Me? I haven’t ever seen a horse in need of an adjustment. I have seen lots of chiropractors, and their diagnoses, come and go, however. (CLICK HERE for my article on animal chiropractic).
I could go on and on. Wondering if your horse needs a massage? Call a massage therapist, and I’ll give you good odds that he does. Perhaps you’re thinking of calling a psychic – I’ll be you dollars to donuts that your horse will have something to say. And this focus on one single “specialty” is certainly not limited to the fringes of horse practice – if you’re concerned that your horse has a performance problem, and you think he might need his hocks injected, there’s an awfully good chance that if you call someone who is known for injecting joints, that’s exactly what will happen. If you call someone who has a new “shockwave” machine, and your horse has a musculoskeletal problem, don’t be surprised if he gets shocked (or waved – I’m not sure which. CLICK HERE to read an article about shockwave).
Frankly, I don’t think that all of this “specializing” in a particular model of hammer is very good for horses, horse owners, or veterinary medicine in general. There’s certainly a need for specialists – real specialists – who, say, may happen to also have a fully-equipped hospital in which a horse with a serious problem can have a necessary operation. But I don’t think it really does horse owners much good to continually seek out “expert” opinions on their horses. Mostly, such an approach is expensive, and leads to all sorts of needless worries.
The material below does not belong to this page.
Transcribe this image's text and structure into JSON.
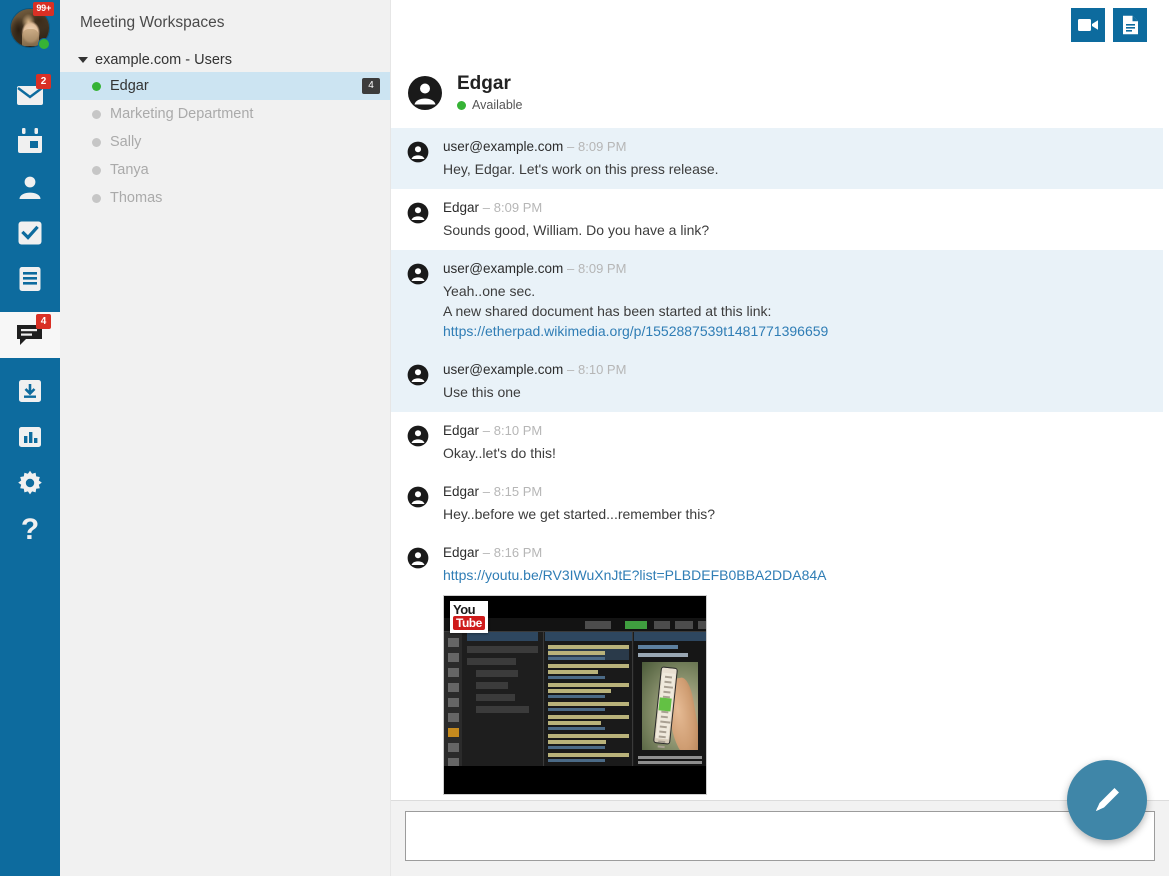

I think that most veterinarians who practice as I do – out of my truck, trying to keep up with the latest in health advances, and trying to provide the best care for horses - think of themselves as human family practice doctors. Over time, we get to help our clients through a variety of emotionally taxing situations, (even including ones that may not only involve horses). The one-on-one doctor-client-patient relationship is really enjoyable – I’ve known a good many horses from the day that they were born, until the day that they passed. Over the years, clients become friends, and their horses become familiar companions. Listening to stories about horse show triumphs, training successes, or just fun trail rides, and addressing all of the horse health issues that arise during veterinary visits is fun and fulfilling, and gives me additional personal incentive to do a good job. And it just kills me to hear that one of my clients has been taken advantage of by someone who wants to pound on a particular nail.
All of these “specialists” and their new hammers, highlights what I think is a real problem in the horse world. What I see happening is a loss of pragmatism: a loss of good, common-sense approaches to horses, and their real problems. Taking care of a horse’s basic needs isn’t particularly difficult, and it shouldn’t have to be all that expensive, either (CLICK HERE to read about that). Horse owning should be fun and rewarding, not a constant battle with anxiety over whether or not you should engage the next person who has a particular hammer to wield.
You know, when you think about it, Dr. Maslow was one smart guy.